We have already seen the threat AI can pose in 2016 with Cambridge Analytica helping to hand trumpty dumpty the election by using AI to focus target vulnerable facebook groups.

AND THAT AI WAS A FUCKING INFANT compared to what we have now.

It's going to be so bad and almost none of you have the slightest clue.

Kedly ,

See, THIS is the criticism of AI I can actually empathize with, I might even agree with it somewhat

OhNoMoreLemmy ,

Honestly, most of what Cambridge analytica did was blackmail, illegal spending, and collusion between campaigns that were legally required to be separate.

Much of the data processing/ml was intended as a smoke screen to distract from the big stuff that was known to work and consequently legislated against. The problem is that they were so incompetent that the distraction technique was also illegal.

Maybe the machine learning also worked, but it's really not clear.

red_pigeon ,

Nowadays we are supposed to need AI everywhere.

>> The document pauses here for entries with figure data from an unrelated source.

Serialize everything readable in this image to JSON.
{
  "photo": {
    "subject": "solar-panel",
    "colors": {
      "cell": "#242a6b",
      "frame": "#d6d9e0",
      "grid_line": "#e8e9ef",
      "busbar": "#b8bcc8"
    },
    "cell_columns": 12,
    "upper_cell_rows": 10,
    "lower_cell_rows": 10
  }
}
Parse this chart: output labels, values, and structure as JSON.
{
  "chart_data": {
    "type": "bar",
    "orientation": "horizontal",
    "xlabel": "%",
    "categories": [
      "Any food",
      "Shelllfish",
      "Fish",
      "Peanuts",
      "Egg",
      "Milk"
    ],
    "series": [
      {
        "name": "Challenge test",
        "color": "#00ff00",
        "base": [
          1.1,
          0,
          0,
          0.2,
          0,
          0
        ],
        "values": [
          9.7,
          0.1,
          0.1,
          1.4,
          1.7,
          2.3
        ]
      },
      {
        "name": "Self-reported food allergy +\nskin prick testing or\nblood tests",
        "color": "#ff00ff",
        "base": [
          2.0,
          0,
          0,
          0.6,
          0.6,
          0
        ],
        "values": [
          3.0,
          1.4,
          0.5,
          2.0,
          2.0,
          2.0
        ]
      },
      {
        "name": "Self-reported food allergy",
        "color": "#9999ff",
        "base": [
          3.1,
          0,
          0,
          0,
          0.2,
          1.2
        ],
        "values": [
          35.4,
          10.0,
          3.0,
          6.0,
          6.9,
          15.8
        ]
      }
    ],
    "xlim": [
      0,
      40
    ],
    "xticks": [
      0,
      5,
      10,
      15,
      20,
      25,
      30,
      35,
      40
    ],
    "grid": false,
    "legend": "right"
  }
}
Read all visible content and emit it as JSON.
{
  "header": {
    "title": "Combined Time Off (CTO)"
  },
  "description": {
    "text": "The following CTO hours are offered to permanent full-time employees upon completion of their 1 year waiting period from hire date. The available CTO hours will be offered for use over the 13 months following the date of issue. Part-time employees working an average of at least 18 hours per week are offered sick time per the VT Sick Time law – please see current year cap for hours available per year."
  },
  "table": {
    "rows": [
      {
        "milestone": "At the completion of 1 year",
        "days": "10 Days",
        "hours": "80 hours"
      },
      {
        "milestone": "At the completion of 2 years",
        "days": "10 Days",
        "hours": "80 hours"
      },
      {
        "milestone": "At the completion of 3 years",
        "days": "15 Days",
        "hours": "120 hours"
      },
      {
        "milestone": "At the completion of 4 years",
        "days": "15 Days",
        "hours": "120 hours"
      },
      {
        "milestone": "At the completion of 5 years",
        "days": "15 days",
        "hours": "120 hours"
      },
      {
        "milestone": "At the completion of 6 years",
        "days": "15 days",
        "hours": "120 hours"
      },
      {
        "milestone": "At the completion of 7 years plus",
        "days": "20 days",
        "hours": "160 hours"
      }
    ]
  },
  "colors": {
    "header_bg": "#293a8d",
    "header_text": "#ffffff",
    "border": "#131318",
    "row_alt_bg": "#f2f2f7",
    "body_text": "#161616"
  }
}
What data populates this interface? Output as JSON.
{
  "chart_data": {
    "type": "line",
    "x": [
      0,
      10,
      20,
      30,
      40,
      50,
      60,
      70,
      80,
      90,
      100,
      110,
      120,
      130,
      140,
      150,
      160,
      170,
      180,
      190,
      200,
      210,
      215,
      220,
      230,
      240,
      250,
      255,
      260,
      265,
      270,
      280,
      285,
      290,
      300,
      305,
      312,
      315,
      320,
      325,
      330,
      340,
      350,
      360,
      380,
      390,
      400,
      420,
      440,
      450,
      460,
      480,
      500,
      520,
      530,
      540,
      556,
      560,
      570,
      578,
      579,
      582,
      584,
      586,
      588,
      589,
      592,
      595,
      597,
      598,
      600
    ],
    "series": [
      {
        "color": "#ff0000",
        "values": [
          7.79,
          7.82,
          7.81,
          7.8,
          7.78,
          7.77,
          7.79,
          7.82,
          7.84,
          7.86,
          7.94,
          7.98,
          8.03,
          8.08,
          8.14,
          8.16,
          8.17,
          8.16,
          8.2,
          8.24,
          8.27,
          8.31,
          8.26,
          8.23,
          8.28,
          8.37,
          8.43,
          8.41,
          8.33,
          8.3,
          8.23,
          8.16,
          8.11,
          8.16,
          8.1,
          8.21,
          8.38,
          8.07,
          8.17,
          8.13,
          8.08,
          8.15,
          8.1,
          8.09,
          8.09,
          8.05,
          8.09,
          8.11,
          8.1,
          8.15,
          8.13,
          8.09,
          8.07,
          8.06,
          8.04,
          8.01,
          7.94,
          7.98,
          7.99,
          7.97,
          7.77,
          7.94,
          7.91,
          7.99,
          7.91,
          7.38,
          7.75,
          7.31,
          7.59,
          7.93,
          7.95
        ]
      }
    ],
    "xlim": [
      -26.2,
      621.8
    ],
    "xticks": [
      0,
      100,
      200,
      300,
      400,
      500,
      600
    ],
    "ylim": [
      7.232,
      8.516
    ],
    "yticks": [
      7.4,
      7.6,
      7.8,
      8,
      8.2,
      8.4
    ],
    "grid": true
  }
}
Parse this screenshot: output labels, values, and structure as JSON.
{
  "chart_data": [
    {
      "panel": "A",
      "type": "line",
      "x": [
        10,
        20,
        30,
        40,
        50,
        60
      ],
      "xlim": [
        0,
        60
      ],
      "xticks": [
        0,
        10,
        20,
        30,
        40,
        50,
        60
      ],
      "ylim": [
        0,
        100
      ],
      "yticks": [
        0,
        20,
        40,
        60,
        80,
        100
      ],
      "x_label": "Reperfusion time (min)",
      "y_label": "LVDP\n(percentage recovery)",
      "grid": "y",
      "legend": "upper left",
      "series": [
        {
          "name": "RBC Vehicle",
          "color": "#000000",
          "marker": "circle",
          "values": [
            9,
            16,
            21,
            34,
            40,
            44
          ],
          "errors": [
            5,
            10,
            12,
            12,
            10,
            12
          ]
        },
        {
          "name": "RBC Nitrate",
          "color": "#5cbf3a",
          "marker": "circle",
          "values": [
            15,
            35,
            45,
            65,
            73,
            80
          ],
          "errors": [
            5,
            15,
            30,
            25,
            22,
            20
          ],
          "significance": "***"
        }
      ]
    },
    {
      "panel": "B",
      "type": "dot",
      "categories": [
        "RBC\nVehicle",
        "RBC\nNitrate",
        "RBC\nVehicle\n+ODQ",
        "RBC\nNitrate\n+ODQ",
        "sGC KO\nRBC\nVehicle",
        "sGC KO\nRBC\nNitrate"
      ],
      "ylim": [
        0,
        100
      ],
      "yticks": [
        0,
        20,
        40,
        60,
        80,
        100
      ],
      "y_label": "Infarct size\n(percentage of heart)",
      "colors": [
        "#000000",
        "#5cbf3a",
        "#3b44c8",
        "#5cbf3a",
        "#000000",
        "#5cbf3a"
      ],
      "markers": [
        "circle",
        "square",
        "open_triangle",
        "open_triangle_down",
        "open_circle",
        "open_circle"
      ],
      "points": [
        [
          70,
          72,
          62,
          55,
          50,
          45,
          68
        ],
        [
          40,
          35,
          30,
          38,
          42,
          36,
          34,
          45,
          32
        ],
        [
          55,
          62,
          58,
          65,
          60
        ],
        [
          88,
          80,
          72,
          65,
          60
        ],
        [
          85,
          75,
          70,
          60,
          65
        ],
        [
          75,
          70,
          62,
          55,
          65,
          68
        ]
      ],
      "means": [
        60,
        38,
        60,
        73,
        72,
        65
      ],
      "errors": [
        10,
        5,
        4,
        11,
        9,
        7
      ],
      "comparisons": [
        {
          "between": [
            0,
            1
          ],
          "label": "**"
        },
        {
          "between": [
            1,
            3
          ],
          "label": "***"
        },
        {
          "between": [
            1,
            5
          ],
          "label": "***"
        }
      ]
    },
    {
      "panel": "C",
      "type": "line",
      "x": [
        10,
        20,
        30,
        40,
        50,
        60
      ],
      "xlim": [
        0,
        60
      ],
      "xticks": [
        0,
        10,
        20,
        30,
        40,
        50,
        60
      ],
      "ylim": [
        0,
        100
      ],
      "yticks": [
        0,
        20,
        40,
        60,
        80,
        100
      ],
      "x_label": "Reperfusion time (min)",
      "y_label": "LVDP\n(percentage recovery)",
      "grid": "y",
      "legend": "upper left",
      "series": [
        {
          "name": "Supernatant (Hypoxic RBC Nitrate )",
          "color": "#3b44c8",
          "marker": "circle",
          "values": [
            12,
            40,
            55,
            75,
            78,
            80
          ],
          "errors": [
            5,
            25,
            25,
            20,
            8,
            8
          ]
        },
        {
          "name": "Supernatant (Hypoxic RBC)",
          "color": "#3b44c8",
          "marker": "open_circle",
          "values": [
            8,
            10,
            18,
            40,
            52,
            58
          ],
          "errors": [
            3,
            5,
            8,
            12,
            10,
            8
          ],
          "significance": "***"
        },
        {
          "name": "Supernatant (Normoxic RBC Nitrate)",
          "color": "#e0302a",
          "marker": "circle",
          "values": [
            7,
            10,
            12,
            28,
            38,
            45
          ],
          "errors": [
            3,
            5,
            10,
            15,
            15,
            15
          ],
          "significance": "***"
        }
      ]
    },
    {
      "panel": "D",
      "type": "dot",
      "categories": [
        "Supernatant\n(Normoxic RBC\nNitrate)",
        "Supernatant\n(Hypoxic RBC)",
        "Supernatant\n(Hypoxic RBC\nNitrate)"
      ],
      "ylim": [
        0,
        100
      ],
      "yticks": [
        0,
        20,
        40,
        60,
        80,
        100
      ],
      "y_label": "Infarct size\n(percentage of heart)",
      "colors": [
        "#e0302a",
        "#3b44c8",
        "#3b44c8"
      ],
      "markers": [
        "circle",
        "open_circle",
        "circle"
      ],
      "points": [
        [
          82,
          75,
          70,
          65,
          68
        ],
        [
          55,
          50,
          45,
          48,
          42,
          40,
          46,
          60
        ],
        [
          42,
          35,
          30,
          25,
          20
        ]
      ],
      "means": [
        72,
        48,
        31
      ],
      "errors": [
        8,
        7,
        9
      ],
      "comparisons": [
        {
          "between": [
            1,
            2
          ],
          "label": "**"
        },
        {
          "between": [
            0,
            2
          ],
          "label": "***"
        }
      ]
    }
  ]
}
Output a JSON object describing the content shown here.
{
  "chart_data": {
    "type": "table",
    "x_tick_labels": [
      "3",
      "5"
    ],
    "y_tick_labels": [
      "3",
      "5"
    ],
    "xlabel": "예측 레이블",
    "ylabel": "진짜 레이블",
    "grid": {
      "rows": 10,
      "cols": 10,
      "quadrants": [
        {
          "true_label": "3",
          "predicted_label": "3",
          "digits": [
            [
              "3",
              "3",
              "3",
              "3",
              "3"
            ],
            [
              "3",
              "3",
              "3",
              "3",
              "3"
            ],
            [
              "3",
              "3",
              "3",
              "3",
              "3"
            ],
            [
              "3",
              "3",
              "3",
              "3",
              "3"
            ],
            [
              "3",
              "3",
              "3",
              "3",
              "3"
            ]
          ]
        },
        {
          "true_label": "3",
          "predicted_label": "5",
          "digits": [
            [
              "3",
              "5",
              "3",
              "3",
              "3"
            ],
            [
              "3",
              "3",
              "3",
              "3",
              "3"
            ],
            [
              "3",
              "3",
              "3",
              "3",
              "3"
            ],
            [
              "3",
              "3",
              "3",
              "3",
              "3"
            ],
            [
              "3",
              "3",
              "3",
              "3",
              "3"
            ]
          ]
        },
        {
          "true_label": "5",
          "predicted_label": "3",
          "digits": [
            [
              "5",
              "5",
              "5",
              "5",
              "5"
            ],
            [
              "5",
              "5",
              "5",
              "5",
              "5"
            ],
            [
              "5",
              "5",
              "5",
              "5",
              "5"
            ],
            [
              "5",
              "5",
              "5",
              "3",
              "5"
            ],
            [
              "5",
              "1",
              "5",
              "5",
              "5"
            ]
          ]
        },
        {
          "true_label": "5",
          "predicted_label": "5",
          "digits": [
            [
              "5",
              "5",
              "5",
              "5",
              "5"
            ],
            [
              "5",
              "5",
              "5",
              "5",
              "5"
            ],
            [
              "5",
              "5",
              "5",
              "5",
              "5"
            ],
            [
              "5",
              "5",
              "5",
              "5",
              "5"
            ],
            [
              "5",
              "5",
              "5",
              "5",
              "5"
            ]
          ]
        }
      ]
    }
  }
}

I'm waiting for my AI bidet so that I can chat with it when I do my business.

havokdj ,

"What is my purpose?"

"You wash my asshole when I poop"

"Oh my god"

mods_are_assholes ,

Desperate to gain marketshare, fucking samsung to apple. I hate it and I have no other options left after Firefox is enshittified

MisterD , (edited )
Wiz ,

"It looks like you are browsing porn. Can I help?"

sfgifz ,

That could be useful... Find more X person/stuff....

Death_Equity ,

I think an AI that finds porn across the entire web that meets specific search criteria or is like an example would be a hit.

UnityDevice ,

You already have AI in Firefox - local translations for example. Developing local AI aligns perfectly well with Mozilla's goals, but it seems people panic as soon as they see the two letters together.